I'm nearly three weeks behind the news that Interlink, makers of LucidLink, have shuttered their doors: LucidLink was standalone software that employed 802.1X authentication for small- to medium-sized networks using a custom software client and simple centralized account management designed for an office manager to handle.
The company raised $15.5 million across three rounds of funding, and this business journal report indicates they had $5 million in revenue in 2004. Still, it wasn't enough to continue, although the firm isn't in bankruptcy. A few employees are buying older product lines, while LucidLink may be sold off.

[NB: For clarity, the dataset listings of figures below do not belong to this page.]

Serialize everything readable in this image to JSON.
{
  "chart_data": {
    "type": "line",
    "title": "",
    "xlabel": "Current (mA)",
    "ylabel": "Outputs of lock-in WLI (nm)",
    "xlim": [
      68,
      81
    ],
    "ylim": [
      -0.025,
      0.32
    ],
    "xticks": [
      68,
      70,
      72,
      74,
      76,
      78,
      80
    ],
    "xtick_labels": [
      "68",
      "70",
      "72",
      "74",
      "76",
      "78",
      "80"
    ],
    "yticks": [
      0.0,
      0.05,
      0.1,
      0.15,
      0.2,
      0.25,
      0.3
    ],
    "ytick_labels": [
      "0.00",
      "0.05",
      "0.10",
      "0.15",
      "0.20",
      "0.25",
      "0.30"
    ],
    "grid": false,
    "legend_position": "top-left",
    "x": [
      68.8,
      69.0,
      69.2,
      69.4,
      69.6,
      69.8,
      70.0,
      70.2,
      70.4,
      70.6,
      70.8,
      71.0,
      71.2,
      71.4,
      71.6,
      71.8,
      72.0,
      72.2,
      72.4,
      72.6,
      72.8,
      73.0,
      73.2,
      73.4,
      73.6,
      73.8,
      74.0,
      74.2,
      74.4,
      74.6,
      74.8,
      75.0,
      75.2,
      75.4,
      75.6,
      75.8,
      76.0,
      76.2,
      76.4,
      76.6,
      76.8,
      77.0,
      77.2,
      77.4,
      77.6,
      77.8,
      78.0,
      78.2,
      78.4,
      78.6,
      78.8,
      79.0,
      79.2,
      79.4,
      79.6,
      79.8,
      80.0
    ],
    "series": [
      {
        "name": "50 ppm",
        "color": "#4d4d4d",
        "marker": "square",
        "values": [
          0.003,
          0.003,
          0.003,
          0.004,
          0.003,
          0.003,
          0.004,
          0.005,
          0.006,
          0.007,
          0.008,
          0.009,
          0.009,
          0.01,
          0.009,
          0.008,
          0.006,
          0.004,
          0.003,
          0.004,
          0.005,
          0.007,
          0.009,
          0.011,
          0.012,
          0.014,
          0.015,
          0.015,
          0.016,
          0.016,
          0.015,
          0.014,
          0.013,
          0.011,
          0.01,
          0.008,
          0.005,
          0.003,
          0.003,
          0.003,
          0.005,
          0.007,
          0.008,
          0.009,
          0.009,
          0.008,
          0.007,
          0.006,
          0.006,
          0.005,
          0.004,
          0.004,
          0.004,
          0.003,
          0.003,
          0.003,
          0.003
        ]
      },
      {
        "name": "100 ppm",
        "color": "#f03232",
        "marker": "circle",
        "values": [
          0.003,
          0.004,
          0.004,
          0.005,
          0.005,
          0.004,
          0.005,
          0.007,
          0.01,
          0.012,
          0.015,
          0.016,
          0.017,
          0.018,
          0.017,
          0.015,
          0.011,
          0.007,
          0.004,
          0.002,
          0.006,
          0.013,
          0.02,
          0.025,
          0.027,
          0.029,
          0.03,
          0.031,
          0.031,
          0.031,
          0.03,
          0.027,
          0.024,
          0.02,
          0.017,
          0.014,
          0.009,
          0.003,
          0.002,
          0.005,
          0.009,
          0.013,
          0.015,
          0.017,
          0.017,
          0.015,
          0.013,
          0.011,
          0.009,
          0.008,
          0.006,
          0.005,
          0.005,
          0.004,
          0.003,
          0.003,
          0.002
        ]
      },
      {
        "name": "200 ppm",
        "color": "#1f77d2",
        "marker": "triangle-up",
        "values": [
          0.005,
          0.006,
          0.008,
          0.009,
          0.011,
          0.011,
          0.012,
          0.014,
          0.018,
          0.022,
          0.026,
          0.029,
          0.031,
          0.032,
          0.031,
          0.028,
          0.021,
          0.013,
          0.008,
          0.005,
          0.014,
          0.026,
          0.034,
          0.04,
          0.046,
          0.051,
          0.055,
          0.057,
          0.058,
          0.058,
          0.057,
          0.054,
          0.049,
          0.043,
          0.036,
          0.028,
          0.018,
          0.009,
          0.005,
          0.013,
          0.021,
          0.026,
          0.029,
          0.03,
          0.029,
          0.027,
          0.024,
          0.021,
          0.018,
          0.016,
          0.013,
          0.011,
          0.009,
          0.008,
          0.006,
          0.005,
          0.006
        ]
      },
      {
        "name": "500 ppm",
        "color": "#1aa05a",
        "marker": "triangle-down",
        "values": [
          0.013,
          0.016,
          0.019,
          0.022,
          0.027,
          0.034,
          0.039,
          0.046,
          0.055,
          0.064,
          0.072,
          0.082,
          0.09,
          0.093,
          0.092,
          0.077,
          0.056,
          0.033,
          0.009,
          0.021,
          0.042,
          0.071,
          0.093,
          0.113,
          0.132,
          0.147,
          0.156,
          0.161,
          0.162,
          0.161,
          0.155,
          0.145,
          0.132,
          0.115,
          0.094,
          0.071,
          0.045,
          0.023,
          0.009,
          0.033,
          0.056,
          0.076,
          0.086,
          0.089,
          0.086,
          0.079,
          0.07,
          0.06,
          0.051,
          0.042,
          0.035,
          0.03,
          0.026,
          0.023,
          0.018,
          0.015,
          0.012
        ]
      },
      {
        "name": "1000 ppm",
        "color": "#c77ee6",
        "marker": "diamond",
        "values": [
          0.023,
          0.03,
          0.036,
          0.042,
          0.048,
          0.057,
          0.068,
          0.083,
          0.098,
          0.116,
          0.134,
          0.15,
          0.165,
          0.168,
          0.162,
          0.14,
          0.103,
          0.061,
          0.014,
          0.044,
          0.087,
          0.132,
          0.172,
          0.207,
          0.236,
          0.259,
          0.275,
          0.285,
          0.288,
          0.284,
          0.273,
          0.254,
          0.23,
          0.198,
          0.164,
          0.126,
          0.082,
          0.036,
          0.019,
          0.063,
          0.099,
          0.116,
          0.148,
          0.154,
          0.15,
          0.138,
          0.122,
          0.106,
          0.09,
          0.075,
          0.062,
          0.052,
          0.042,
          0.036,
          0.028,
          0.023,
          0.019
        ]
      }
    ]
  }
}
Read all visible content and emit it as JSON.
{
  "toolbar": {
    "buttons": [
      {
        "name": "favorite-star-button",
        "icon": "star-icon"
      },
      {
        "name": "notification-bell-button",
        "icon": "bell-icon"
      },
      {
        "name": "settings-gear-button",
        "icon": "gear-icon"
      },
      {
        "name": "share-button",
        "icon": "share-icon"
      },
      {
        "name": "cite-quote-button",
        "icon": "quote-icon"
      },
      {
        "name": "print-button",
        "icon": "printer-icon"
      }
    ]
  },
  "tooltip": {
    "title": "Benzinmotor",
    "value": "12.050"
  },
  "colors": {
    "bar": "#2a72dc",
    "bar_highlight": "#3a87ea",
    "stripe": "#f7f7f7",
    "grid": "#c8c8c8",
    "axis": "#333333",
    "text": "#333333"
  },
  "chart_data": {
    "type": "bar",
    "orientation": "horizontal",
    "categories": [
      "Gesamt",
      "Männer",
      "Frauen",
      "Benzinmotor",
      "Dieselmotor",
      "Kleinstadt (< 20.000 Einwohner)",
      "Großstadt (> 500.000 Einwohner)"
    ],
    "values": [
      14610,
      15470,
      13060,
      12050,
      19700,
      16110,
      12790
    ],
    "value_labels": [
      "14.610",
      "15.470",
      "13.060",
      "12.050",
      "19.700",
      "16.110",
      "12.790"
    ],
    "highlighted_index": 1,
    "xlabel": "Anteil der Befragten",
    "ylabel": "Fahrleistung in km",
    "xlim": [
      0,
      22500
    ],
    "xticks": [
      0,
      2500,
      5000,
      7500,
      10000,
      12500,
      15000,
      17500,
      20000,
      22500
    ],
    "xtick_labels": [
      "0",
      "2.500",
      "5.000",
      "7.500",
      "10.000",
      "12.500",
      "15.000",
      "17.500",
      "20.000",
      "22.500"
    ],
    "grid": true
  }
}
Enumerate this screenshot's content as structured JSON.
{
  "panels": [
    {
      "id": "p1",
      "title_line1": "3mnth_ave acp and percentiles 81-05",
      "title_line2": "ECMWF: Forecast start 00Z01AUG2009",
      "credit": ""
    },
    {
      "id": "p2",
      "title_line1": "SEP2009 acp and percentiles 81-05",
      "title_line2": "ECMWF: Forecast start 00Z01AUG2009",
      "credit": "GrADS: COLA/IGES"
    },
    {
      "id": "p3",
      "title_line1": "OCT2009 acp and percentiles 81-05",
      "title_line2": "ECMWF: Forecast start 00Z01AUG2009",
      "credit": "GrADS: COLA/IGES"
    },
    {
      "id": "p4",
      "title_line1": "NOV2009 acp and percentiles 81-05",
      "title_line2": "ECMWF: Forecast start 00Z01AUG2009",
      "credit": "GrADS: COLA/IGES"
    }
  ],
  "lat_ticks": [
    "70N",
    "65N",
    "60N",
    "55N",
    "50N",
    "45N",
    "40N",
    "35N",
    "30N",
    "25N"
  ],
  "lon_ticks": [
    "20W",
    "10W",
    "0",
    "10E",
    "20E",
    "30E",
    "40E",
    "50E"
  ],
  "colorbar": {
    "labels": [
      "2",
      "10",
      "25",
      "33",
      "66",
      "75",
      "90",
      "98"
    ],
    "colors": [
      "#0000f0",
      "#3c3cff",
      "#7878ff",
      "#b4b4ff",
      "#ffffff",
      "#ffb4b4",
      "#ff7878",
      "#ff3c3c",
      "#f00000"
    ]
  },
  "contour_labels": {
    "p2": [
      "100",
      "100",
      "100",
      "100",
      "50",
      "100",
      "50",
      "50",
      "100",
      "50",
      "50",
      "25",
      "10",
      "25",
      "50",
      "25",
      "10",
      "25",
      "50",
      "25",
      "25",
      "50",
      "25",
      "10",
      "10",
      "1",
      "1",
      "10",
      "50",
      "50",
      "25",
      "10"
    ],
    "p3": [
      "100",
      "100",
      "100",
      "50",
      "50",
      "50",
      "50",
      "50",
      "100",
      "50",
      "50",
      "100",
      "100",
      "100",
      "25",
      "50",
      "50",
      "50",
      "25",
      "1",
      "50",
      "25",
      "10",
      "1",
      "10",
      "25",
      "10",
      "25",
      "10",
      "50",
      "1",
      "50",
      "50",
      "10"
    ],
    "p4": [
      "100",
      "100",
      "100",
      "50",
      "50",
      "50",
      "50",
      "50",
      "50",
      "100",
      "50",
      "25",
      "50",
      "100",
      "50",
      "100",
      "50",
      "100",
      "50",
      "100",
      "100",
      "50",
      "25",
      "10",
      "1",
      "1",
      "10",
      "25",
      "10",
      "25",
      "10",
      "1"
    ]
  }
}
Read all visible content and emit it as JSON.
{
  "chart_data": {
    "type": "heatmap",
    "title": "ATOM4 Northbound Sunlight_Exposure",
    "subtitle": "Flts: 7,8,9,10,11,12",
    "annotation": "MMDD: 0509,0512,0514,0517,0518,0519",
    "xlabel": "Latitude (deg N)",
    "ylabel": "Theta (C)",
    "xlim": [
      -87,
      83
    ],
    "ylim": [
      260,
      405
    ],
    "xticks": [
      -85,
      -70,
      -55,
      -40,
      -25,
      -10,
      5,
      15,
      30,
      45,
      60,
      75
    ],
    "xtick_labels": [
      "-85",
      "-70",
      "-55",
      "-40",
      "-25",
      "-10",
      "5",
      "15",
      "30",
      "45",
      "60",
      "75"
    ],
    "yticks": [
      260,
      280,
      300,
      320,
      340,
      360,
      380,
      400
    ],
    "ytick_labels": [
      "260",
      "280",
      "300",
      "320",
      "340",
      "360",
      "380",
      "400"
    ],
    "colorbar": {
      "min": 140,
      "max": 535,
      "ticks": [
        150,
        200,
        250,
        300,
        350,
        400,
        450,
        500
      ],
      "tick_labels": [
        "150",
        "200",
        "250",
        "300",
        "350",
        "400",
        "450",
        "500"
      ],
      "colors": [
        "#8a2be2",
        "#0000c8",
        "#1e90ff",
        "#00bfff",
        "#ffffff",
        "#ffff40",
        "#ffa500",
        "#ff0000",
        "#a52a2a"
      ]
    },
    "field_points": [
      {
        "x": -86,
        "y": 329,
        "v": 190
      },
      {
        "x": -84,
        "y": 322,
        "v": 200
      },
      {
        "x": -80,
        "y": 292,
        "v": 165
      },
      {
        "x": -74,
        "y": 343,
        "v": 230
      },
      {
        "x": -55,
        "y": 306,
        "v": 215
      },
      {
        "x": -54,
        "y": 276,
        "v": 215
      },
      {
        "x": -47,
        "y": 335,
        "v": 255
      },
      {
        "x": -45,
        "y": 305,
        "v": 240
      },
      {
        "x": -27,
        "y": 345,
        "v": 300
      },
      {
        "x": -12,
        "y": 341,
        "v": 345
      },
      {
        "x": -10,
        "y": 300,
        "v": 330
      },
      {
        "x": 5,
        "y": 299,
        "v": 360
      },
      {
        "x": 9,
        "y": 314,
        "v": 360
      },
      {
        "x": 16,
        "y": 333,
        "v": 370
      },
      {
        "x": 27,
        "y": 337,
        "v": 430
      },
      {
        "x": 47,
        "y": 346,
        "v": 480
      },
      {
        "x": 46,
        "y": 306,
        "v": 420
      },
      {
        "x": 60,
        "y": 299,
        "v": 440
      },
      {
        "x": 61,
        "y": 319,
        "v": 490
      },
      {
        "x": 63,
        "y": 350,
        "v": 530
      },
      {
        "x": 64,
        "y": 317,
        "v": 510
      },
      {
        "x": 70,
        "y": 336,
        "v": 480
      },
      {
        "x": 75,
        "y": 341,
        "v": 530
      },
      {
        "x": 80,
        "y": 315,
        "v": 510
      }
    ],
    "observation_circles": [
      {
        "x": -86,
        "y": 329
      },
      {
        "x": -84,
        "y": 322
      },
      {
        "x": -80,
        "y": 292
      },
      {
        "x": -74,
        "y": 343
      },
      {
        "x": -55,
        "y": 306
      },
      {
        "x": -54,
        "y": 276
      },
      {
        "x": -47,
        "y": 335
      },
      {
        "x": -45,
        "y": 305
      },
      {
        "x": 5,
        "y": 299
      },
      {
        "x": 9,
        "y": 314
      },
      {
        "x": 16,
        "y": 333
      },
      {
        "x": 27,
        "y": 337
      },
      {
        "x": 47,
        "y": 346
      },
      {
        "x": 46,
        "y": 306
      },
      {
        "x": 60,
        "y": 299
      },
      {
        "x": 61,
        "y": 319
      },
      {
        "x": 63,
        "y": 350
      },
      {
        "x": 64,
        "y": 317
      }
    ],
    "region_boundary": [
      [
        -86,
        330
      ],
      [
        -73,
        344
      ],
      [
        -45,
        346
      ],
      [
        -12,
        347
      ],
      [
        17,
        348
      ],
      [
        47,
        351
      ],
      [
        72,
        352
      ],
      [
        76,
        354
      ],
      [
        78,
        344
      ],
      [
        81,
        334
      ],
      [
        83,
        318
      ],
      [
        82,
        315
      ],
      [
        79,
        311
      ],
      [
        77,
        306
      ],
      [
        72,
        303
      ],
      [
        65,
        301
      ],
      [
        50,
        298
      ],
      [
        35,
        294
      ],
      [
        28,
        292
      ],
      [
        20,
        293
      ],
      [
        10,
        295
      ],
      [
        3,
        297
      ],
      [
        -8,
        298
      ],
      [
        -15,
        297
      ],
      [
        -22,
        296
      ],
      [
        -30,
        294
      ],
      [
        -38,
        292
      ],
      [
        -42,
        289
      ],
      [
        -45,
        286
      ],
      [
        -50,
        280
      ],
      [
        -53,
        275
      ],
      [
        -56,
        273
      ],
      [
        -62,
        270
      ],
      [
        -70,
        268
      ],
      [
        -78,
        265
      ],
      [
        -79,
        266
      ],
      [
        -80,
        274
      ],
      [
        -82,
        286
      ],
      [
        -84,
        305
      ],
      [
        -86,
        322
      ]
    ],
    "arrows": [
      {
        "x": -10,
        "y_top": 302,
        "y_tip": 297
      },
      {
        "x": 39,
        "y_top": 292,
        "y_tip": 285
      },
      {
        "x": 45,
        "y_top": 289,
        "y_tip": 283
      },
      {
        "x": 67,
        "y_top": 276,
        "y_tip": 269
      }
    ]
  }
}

Price competition shouldn't have been a factor in Interlink's failure to take hold, nor platform compatibility, as they supported the major Windows flavors. I wrote a comparison of LucidLink against Corriente Networks's Elektron Server (more expertise need, no per-seat license fees), BoxedWireless (outsourced 802.1X with a generic supplicant), and WSC Guard (proprietary client, acquired by McAfee). It was one of the simplest and among the second cheapest for smaller networks.
I deal with a lot of press, marketing, and engineering folks in my daily role here, and the Interlink folks were among the top, so I hope we'll see them surface again.
Not only have they shuttered their doors, but their servers just went down making their client application non-functioning on my network.
So the money I just sent them last month was a rip-off. No thanks, I won't be going with the old employees.
Say what you will but this is why most people continue to buy inferior Cisco products--because at least they will be around to give you their crappy support system!